I know I really should have ended this article at the punchlines, but I’ve got more to say. (And before we go any farther, I am not arguing that we should never eat vegetables: I’m just busting a silly myth.) First, I’ll footnote the essay above with these references. Bacterial concentrations in this region are 10(2)-10(5) cfu/ml intestinal content. Significance of microflora in proteolysis in the colon. “Proteolytic activity was significantly greater than (P less than 0.001) in small intestinal effluent than in feces (319 /- 45 and 11 /- 6 mg of azocasein hydrolyzed per h per g, respectively).” and that doesn’t count what already occurred in the stomach.In the colon, bacterial concentrations of 10(11)-10(12) cfu/g faeces are found.” In other words, So bacterial digestion (‘rotting’) is not significant anywhere in our digestive tract but the colon. If meat were being digested in the colon, we would expect a far greater amount of proteolysis to occur there.Meanwhile, the surface of the small intestine absorbs anything that our enzymes have broken down into sufficiently small components—usually individual amino acids, simple sugars, and free fatty acids.
Now if vegan pseudoscience is right, we would suspect that the hose was being plugged by pieces of meat.
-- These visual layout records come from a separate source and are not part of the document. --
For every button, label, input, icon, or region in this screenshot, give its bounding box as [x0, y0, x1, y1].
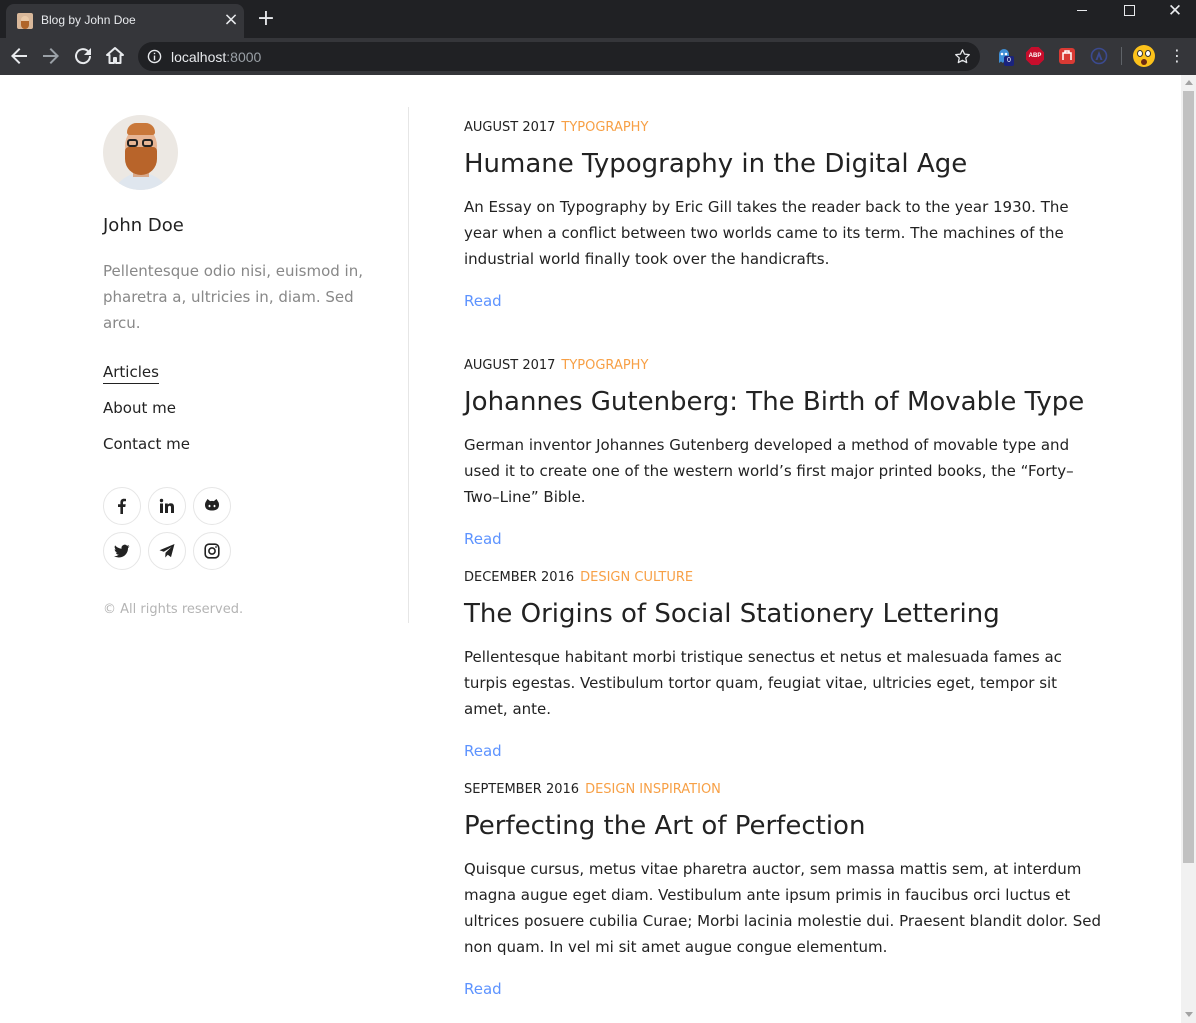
post-meta: December 2016 Design Culture	[464, 570, 1104, 588]
post-title[interactable]: The Origins of Social Stationery Letteri…	[464, 597, 1104, 631]
read-link[interactable]: Read	[464, 742, 502, 760]
telegram-icon	[159, 544, 175, 558]
post-meta: September 2016 Design Inspiration	[464, 782, 1104, 800]
author-name[interactable]: John Doe	[103, 215, 184, 236]
sidebar-menu: Articles About me Contact me	[103, 362, 190, 470]
post-item: August 2017 Typography Johannes Gutenberg…	[464, 358, 1104, 548]
instagram-icon	[204, 543, 220, 559]
menu-link-about[interactable]: About me	[103, 399, 176, 419]
window-close-icon[interactable]: ✕	[1164, 2, 1186, 20]
tab-close-icon[interactable]: ×	[222, 11, 240, 29]
post-item: August 2017 Typography Humane Typography …	[464, 120, 1104, 310]
address-bar[interactable]: localhost:8000	[138, 42, 980, 71]
scroll-down-arrow-icon[interactable]	[1185, 1012, 1193, 1017]
url-text: localhost:8000	[171, 49, 261, 65]
new-tab-icon[interactable]: +	[256, 8, 276, 30]
tab-title: Blog by John Doe	[41, 13, 136, 27]
adblock-plus-icon[interactable]: ABP	[1026, 47, 1044, 65]
browser-toolbar: localhost:8000 0 ABP ⋮	[0, 38, 1196, 75]
sidebar-divider	[408, 107, 409, 623]
github-button[interactable]	[193, 487, 231, 525]
privacy-extension-icon[interactable]	[1058, 47, 1076, 65]
read-link[interactable]: Read	[464, 530, 502, 548]
post-description: German inventor Johannes Gutenberg devel…	[464, 436, 1074, 506]
post-meta: August 2017 Typography	[464, 358, 1104, 376]
ghostery-extension-icon[interactable]: 0	[995, 47, 1014, 66]
author-avatar	[103, 115, 178, 190]
github-icon	[205, 499, 219, 511]
browser-tab[interactable]: Blog by John Doe ×	[6, 4, 244, 38]
menu-link-contact[interactable]: Contact me	[103, 435, 190, 455]
twitter-icon	[114, 544, 130, 558]
window-minimize-icon[interactable]	[1072, 2, 1094, 20]
reload-icon[interactable]	[71, 44, 95, 68]
dark-extension-icon[interactable]	[1090, 47, 1108, 65]
post-category-link[interactable]: Typography	[561, 358, 648, 373]
menu-item-articles: Articles	[103, 362, 190, 398]
post-description: Pellentesque habitant morbi tristique se…	[464, 648, 1062, 718]
scrollbar-thumb[interactable]	[1183, 91, 1194, 863]
toolbar-separator	[1121, 47, 1122, 65]
page-scrollbar[interactable]	[1181, 75, 1196, 1023]
twitter-button[interactable]	[103, 532, 141, 570]
author-bio: Pellentesque odio nisi, euismod in, phar…	[103, 262, 364, 332]
browser-menu-icon[interactable]: ⋮	[1168, 47, 1186, 65]
post-item: September 2016 Design Inspiration Perfect…	[464, 782, 1104, 998]
post-category-link[interactable]: Typography	[561, 120, 648, 135]
post-date: August 2017	[464, 358, 556, 373]
bookmark-star-icon[interactable]	[953, 47, 972, 66]
read-link[interactable]: Read	[464, 292, 502, 310]
menu-item-contact: Contact me	[103, 434, 190, 470]
url-host: localhost	[171, 49, 227, 65]
post-item: December 2016 Design Culture The Origins …	[464, 570, 1104, 760]
copyright-text: © All rights reserved.	[103, 602, 244, 617]
profile-avatar-icon[interactable]	[1133, 45, 1155, 67]
scroll-up-arrow-icon[interactable]	[1185, 80, 1193, 85]
page-viewport: John Doe Pellentesque odio nisi, euismod…	[0, 75, 1181, 1023]
post-date: September 2016	[464, 782, 580, 797]
post-description: Quisque cursus, metus vitae pharetra auc…	[464, 860, 1102, 956]
sidebar: John Doe Pellentesque odio nisi, euismod…	[103, 75, 409, 623]
home-icon[interactable]	[103, 44, 127, 68]
menu-link-articles[interactable]: Articles	[103, 363, 159, 384]
extension-badge-count: 0	[1004, 56, 1014, 66]
post-date: August 2017	[464, 120, 556, 135]
post-date: December 2016	[464, 570, 575, 585]
window-maximize-icon[interactable]	[1118, 2, 1140, 20]
instagram-button[interactable]	[193, 532, 231, 570]
url-port: :8000	[226, 49, 262, 65]
read-link[interactable]: Read	[464, 980, 502, 998]
tab-favicon-icon	[17, 13, 33, 29]
linkedin-icon	[159, 498, 174, 513]
telegram-button[interactable]	[148, 532, 186, 570]
facebook-icon	[118, 498, 126, 514]
post-title[interactable]: Perfecting the Art of Perfection	[464, 809, 1104, 843]
menu-item-about: About me	[103, 398, 190, 434]
site-info-icon[interactable]	[147, 49, 162, 64]
post-title[interactable]: Johannes Gutenberg: The Birth of Movable…	[464, 385, 1104, 419]
browser-tabbar: Blog by John Doe × + ✕	[0, 0, 1196, 38]
forward-arrow-icon[interactable]	[39, 44, 63, 68]
back-arrow-icon[interactable]	[7, 44, 31, 68]
post-title[interactable]: Humane Typography in the Digital Age	[464, 147, 1104, 181]
facebook-button[interactable]	[103, 487, 141, 525]
post-meta: August 2017 Typography	[464, 120, 1104, 138]
post-category-link[interactable]: Design Inspiration	[585, 782, 721, 797]
post-description: An Essay on Typography by Eric Gill take…	[464, 198, 1069, 268]
post-category-link[interactable]: Design Culture	[580, 570, 693, 585]
linkedin-button[interactable]	[148, 487, 186, 525]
I became so curious about this that I once swallowed the largest chunk of meat I could possibly get down without choking.
And that 3.4% is likely due to dead intestinal bacteria (which make up a significant fraction of feces), not undigested meat.
Because of my excessive output, we had to make a rig that had a hose extending from the ostomy bag that drained into a one gallon jug.
“Humans can’t actually digest meat: it rots in the colon.” And its variant: “Meat takes 4-7 days to digest, because it has to rot in your stomach first.” (Some variations on this myth claim it takes up to two months!
) Like most vegetarian propaganda, it’s not just false, it’s an inversion of truth.
Search for vegetarisch dating:
As the proverb says, “When you point your finger, your other three fingers point back at you.” Let’s take a short trip through the digestive system to see why!